ERNIE 5.1 is best understood as an economics story. In its release, Baidu says the model inherits ERNIE 5.0’s pre-training foundation, compresses total parameters to approximately one-third and active parameters to approximately one-half, and still achieves leading foundational performance at its model scale while using only about 6% of the pre-training cost of comparable models [7]. That is why the release matters: it presents a route to strong model performance that depends less on a fresh giant training run and more on reusing, slimming, and post-training an existing foundation.

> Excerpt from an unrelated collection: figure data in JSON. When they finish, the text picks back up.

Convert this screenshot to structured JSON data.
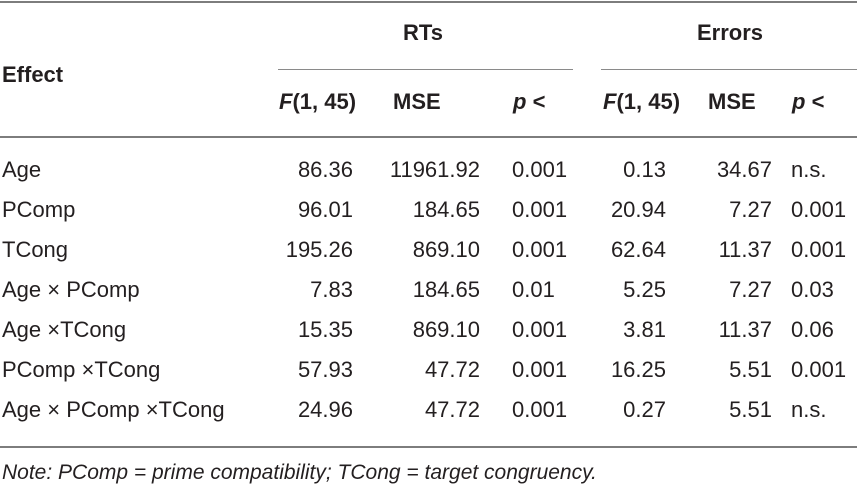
{
  "header": {
    "effect": "Effect",
    "group_rts": "RTs",
    "group_errors": "Errors",
    "columns": [
      {
        "italic_part": "F",
        "rest": "(1, 45)"
      },
      {
        "italic_part": "",
        "rest": "MSE"
      },
      {
        "italic_part": "p",
        "rest": " <"
      },
      {
        "italic_part": "F",
        "rest": "(1, 45)"
      },
      {
        "italic_part": "",
        "rest": "MSE"
      },
      {
        "italic_part": "p",
        "rest": " <"
      }
    ]
  },
  "rows": [
    {
      "effect": "Age",
      "cells": [
        "86.36",
        "11961.92",
        "0.001",
        "0.13",
        "34.67",
        "n.s."
      ]
    },
    {
      "effect": "PComp",
      "cells": [
        "96.01",
        "184.65",
        "0.001",
        "20.94",
        "7.27",
        "0.001"
      ]
    },
    {
      "effect": "TCong",
      "cells": [
        "195.26",
        "869.10",
        "0.001",
        "62.64",
        "11.37",
        "0.001"
      ]
    },
    {
      "effect": "Age × PComp",
      "cells": [
        "7.83",
        "184.65",
        "0.01",
        "5.25",
        "7.27",
        "0.03"
      ]
    },
    {
      "effect": "Age ×TCong",
      "cells": [
        "15.35",
        "869.10",
        "0.001",
        "3.81",
        "11.37",
        "0.06"
      ]
    },
    {
      "effect": "PComp ×TCong",
      "cells": [
        "57.93",
        "47.72",
        "0.001",
        "16.25",
        "5.51",
        "0.001"
      ]
    },
    {
      "effect": "Age × PComp ×TCong",
      "cells": [
        "24.96",
        "47.72",
        "0.001",
        "0.27",
        "5.51",
        "n.s."
      ]
    }
  ],
  "note": "Note: PComp = prime compatibility; TCong = target congruency."
}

The real significance: cost-performance, not raw scale
Baidu’s announcement is not framed primarily around making ERNIE larger. It is framed around what the company says it can preserve after compression: strong foundational performance at its scale, with far less pre-training spend [7]. The ERNIE blog also says ERNIE 5.1 ranks first in China on Arena Search and improves agent, reasoning, and creative capabilities through disaggregated fully-asynchronous reinforcement learning and scaled agentic post-training [
12].
For the global AI race, the strategic point is straightforward: if a lab can get close to leading performance with less pre-training compute, the advantage shifts toward training design, reuse, and post-training efficiency rather than parameter count alone. ERNIE 5.1 is important because Baidu is making that argument explicitly.
What Baidu means by the 6% figure
Read the number narrowly. Baidu’s claim is about pre-training cost compared with comparable models [7]. It is not, from the cited materials alone, an audited statement about total development cost, deployment cost, inference pricing, or hardware efficiency.